‘Look, I remember standing at the end of Petticoat Lane with my father one freezing Sunday morning. All around us were men selling chickens and canaries and skinned rabbits, and my old man – who was sober for once – lifted me up so I could look into the window of Arditti’s restaurant, and he said, “There’ll always be a pane of glass between you and these fine gentlemen. Even when you think it’s gone, it will still be there.”’ As if to illustrate the point, a cyclist passing behind them waved two fingers at the diplomatic vehicle that had just cut him up on the bridge.
‘Oh, you’ve always had a chip on your shoulder about your background. You enjoy being an outsider.’
‘I made the best of it because I never had a choice,’ Bryant pointed out. ‘Your father used to take you to the Wigmore Hall for classical concerts when you were a little boy.’
‘Because he was a musician and wanted me to appreciate the finer things in life. But he never had any money. Our family was always hard up.’
‘But your parents gave you ambition. Mine just wanted me to have a job. The fear of poverty is never far away from the working-class mind, and all the plasma TVs, PlayStations and iPhones are just talismans warding off that darkness. I think Sabira Borkowski married to free herself from the fear of poverty, and now she’s paying the price.’
‘Fine, but in her husband’s eyes the situation is worsening and we’re not helping. If you take her side, you’ll be setting us against the government.’
‘You know diplomacy has never been my strong point. I think everyone already assumes we’re against the government.’
‘Then what do you suggest we do next?’
‘We go to this address.’ Bryant held up the crumpled piece of paper he had used for wrapping up his sherbet lemons.
‘I can’t read your writing.’
‘Neither can I, but don’t worry, Janice put it in my phone. The Home Office is looking into the possibility of the spying charge. Let’s talk to a more rational enemy – the woman Sabira Kasavian assaulted in Fortnum and Mason.’
11
THE GLASS
EDGAR LANG AND his wife lived in a redbrick Edwardian house with a wrought-iron veranda overlooking a wide, calm section of the Thames at Barnes, just past Hammersmith Bridge. Anastasia Lang was not at all pleased to find a pair of detectives standing in her porch, and reluctantly invited them in.

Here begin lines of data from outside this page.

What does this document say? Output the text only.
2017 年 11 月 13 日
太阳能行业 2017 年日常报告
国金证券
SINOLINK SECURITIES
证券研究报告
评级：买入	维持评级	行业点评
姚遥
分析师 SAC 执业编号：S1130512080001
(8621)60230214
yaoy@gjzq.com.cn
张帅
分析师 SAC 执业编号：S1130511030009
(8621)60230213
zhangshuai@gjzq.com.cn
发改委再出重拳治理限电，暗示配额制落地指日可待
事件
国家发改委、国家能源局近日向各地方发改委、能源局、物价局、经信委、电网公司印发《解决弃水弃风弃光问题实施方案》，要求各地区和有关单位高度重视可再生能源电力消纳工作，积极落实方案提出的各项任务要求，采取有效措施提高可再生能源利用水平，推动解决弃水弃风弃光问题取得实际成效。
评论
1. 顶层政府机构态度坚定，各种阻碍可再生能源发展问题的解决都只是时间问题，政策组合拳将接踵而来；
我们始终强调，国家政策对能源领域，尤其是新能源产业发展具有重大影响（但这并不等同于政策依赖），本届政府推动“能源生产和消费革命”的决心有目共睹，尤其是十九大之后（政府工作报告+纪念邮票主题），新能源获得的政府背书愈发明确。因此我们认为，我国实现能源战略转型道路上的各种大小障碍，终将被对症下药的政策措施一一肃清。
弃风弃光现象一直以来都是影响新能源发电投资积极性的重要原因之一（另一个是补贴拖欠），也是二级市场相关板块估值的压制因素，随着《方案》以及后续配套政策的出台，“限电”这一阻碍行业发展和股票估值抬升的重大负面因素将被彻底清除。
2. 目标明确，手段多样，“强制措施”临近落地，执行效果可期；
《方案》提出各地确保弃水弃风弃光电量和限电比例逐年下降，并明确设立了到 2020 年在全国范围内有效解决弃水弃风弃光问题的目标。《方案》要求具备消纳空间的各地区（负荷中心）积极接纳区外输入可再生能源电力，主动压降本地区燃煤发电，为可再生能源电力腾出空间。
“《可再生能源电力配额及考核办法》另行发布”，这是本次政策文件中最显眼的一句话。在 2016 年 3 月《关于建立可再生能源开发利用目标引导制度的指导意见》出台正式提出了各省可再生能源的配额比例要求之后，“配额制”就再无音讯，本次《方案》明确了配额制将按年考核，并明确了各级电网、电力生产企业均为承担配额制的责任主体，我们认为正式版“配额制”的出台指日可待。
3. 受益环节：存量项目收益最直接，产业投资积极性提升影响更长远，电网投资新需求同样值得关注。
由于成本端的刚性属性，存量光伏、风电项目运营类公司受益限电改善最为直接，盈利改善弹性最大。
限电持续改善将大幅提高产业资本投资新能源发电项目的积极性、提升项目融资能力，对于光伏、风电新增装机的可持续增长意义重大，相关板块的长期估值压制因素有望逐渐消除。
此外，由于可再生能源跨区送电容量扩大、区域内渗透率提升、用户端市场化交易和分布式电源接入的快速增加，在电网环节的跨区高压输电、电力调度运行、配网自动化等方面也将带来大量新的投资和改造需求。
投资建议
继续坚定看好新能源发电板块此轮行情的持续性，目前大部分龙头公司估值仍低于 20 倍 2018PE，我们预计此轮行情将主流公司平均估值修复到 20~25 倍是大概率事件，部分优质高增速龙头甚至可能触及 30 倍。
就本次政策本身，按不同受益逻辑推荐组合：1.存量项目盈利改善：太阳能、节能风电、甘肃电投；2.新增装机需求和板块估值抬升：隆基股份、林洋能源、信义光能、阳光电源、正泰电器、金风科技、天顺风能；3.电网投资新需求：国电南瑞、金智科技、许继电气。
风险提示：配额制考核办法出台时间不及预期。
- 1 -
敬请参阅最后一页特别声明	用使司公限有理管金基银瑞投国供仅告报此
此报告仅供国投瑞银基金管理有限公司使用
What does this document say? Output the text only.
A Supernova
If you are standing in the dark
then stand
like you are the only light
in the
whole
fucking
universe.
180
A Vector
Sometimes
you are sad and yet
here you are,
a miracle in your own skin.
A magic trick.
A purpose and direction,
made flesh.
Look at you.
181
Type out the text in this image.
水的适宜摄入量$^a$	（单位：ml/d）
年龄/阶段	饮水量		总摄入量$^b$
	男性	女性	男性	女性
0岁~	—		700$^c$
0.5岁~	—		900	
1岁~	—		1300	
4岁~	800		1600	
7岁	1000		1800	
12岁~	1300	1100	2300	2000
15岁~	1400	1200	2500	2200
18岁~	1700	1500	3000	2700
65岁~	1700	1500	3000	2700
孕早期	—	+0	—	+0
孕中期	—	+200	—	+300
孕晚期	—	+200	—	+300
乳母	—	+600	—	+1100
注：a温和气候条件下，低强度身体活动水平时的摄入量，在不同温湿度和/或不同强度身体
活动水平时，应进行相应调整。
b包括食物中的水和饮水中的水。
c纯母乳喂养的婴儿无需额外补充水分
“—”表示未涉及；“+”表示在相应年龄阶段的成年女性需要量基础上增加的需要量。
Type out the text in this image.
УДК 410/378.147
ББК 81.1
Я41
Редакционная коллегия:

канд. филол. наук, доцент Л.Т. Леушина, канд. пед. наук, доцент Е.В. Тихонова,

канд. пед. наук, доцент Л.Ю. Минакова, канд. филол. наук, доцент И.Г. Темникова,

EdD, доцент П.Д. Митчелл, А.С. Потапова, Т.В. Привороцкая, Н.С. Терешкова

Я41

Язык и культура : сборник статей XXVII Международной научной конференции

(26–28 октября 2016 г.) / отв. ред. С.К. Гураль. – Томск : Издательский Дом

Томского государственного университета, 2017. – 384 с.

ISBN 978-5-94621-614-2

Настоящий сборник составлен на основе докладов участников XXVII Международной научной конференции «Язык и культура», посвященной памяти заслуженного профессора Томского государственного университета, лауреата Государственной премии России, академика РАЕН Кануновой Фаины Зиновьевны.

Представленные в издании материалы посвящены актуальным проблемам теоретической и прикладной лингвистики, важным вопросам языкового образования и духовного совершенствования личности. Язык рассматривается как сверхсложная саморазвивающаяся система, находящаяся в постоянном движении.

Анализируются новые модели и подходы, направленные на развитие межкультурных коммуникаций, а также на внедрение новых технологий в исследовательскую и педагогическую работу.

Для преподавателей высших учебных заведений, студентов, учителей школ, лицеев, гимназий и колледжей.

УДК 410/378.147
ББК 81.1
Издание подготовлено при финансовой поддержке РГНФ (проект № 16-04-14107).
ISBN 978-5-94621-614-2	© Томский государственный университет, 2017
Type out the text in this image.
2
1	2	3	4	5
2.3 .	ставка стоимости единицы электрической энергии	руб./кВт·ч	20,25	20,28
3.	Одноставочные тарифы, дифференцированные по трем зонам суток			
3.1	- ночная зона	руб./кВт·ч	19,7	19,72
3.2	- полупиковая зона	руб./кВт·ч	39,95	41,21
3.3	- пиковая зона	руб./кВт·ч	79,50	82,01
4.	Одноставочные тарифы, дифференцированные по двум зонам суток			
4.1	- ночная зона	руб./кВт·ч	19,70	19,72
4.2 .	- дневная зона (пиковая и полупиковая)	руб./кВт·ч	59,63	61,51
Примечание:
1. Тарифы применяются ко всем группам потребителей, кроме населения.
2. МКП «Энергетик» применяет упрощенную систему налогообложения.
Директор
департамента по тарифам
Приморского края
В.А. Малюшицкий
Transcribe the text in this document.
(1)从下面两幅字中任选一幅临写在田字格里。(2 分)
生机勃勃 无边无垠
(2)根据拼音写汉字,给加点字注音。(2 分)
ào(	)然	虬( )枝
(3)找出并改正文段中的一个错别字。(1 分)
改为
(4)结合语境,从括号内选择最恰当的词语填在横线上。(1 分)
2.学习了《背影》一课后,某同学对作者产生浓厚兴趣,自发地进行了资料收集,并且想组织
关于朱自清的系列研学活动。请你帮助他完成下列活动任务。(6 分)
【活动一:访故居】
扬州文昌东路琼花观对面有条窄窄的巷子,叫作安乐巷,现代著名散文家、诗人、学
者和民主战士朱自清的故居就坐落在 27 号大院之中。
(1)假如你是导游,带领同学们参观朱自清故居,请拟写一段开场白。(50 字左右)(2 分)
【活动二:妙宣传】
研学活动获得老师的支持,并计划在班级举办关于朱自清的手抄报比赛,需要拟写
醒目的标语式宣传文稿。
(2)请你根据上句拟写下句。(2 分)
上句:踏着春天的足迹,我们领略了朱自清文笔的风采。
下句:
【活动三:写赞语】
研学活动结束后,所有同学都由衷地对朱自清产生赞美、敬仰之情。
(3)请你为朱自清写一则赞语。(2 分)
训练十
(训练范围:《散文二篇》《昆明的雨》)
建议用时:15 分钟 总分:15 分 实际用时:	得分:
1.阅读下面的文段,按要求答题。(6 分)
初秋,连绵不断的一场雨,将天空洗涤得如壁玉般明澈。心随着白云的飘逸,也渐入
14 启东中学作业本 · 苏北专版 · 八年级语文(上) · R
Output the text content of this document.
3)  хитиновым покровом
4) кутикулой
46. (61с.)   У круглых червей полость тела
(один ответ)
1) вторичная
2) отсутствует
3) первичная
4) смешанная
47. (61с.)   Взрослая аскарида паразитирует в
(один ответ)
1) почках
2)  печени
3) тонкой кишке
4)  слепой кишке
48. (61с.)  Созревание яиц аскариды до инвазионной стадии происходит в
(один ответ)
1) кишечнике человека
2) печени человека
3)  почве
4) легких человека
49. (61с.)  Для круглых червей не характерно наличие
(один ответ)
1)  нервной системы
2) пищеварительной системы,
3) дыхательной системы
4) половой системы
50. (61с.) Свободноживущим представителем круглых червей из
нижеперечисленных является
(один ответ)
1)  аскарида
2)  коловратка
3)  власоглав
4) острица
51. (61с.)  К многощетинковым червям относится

She had covered the cut on her cheek with taped cotton wool, but her left eye was now turning a lurid shade of mauve.
‘I’m fully prepared to press charges; I won’t let anybody talk me out of that,’ she said with ice in her voice. ‘Not for the physical attack, but for stealing private documents.’ She waved them into an immense glass-roofed kitchen that had been added to the rear of the already substantial house. ‘I can’t offer you anything, I’ve sent the maid home.’
‘Nice gaff,’ said Bryant, walking to the wall-sized window with his hands in his pockets. ‘A very popular look, this. Classic at the front, modern at the back. Architectural hypocrisy. Should I call you Lady Anastasia?’
‘Mrs Lang will do.’
‘We’re not here to ask you about the argument. What do you think Mrs Kasavian was doing with your husband’s property in her handbag?’
‘She must have taken it from the Pegasus offices in Great Portland Street. Edgar never keeps documents anywhere else.’
‘You have children?’
‘No, we have a dog.’
‘Do any of the directors have kids?’
‘Yes, Cathy and Emma do. I can’t see what that has to do with—’
‘Do you think Sabira was being paid to spy?’ It was Bryant’s technique to keep his witness wrong-footed.
‘She’s hardly short of money, the number of new outfits she wears. No, I don’t think she was being paid to spy. I think she did it because she’s jealous. She wishes she had my husband. Do you know how they met? My husband and Oskar were in a wine bar in the city. She started talking to Edgar first and, being a married man, he turned her down, so she went after Oskar. She was on a mission to find a successful man, operating with a fairly limited arsenal and a tight time limit on her sex appeal. Eastern European girls blow up like zeppelins when they hit thirty. Edgar said no, so she switched her attention to Oskar, who at that point had been divorced for over three years and was vulnerable to a pretty face.’
May could not imagine Kasavian ever being vulnerable. ‘You’re saying Mr Lang turned her down over four years ago, so she stole papers from his office? Doesn’t that seem a little pointless to you?’